Saturday, April 16, 2011

The Hepatitis C Treatment Pipeline Report

TAG Pipeline Report

Tracy Swan

Mar 25 2011

http://www.treatmentactiongroup.org/publication.aspx?id=4416

Introduction
Interferon is the therapeutic backbone of hepatitis C virus (HCV) treatment, as well as the major barrier to HCV treatment access, uptake, and completion. For many people, hepatitis C treatment does not work, and side effects can be debilitating. Fortunately, scientific advances and keen interest from the pharmaceutical industry have led to the development of dozens of new oral antiviral drugs for hepatitis C. Hopefully, it will soon be possible to replace interferon with a combination of HCVspecific oral drugs (commonly referred to as direct-acting antivirals, or DAAs) that will work for everyone.

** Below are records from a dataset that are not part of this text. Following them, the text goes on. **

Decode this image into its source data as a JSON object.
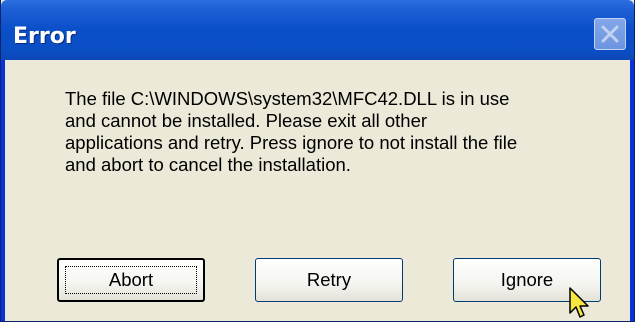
{
  "dialog": {
    "title": "Error",
    "message": "The file C:\\WINDOWS\\system32\\MFC42.DLL is in use\nand cannot be installed.  Please exit all other\napplications and retry.  Press ignore to not install the file\nand abort to cancel the installation.",
    "buttons": {
      "abort": "Abort",
      "retry": "Retry",
      "ignore": "Ignore"
    }
  },
  "icons": {
    "close": "close-icon",
    "cursor": "mouse-pointer-icon"
  },
  "colors": {
    "titlebar": "#0a4fc8",
    "body": "#ece9d8",
    "title_text": "#ffffff"
  }
}
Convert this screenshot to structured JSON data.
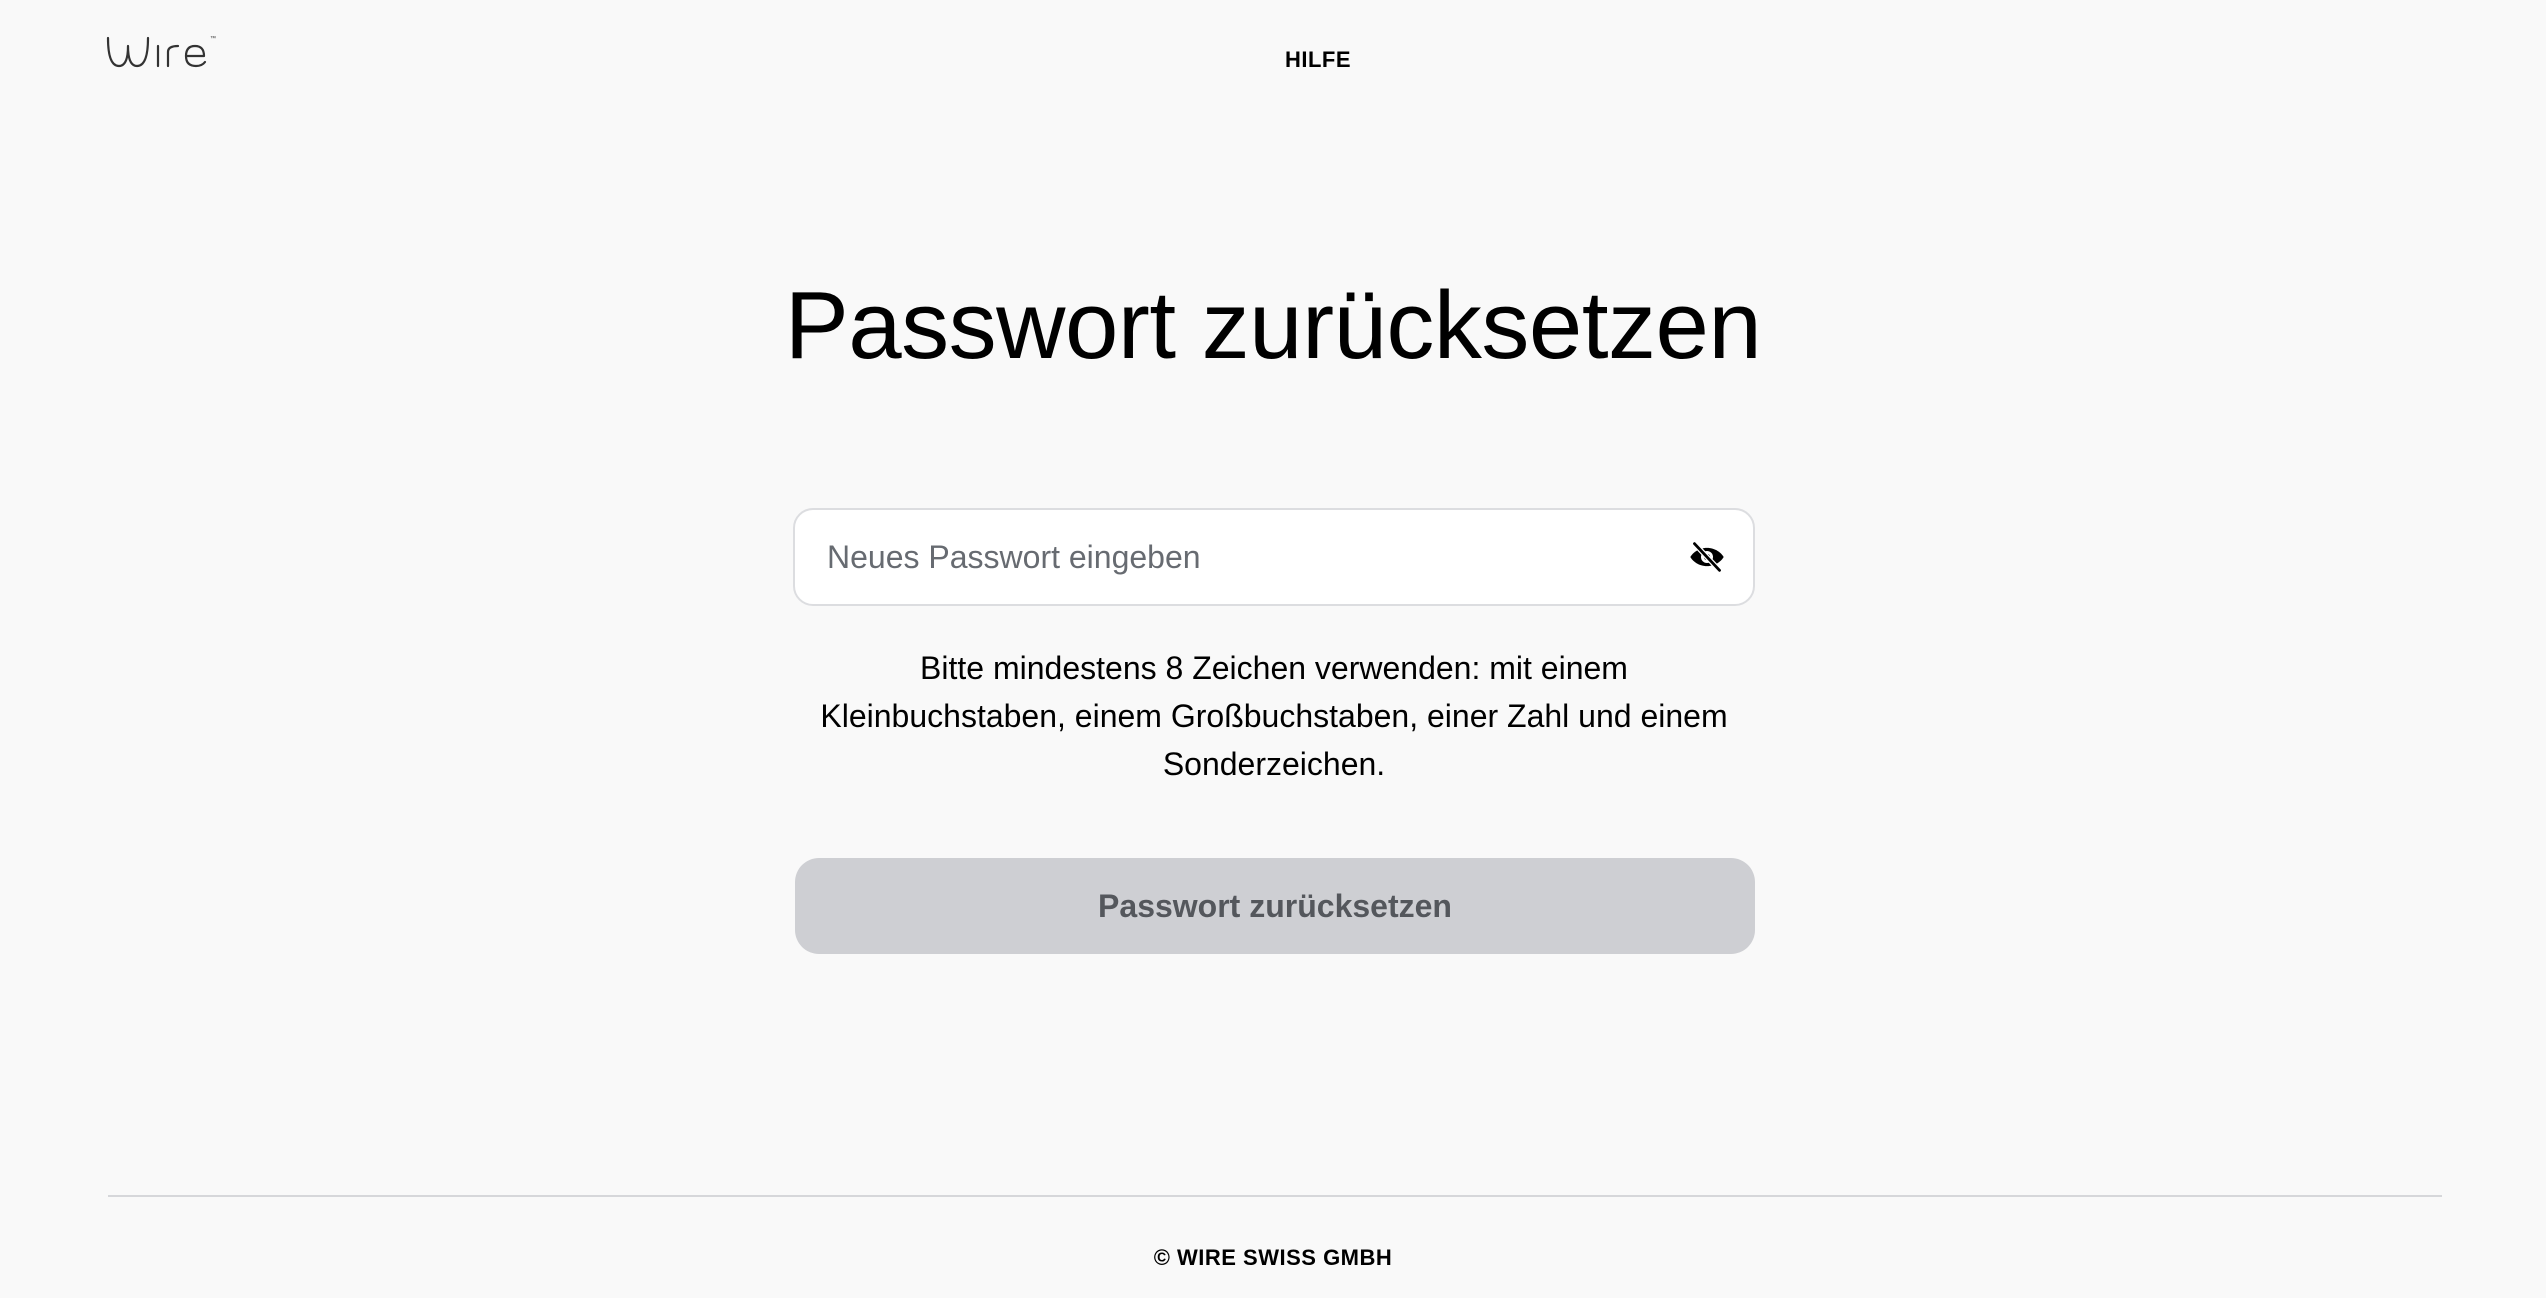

Currently, two HCV treatment strategies are being evaluated: adding one or two DAAs to pegylated interferon and ribavirin (PEG-IFN/RBV), the current standard of care (SOC); and giving an all-oral DAA combination designed to inhibit different steps of the HCV life cycle (an approach that has been successful at controlling, but not curing, HIV infection). Adding a hepatitis C protease inhibitor to SOC has greatly improved response rates in phase II and phase III trials. Triple therapy (DAA plus SOC) may shorten treatment duration, depending on characteristics of the drug and the population it is used in. Drawbacks to triple therapy include more side effects, increased cost of treatment, and complex treatment algorithms that require frequent monitoring, and consideration of host, virus, and drug specific characteristics.

The current SOC works by bolstering the immune response so that it can kill infected cells (immunologic effect), and protecting healthy cells by preventing HCV replication (antiviral effect). Oral antiviral agents can suppress HCV, but no one knows whether combination therapy with DAAs will render immune-based therapies such as peginterferon unnecessary; the answer will come from trials of interferon-free regimens. Results from the first of these trials are expected in 2012. Although DAAs will change the HCV treatment paradigm, their effectiveness may be significantly limited by the emergence or development of drug resistance. In fact, HCV genetic mutations (polymorphisms) that render the virus resistant to one or more DAA classes have already been detected in people who have never used DAAs, and these mutations have also emerged during clinical trials—even when a DAA was used with peginterferon and ribavirin.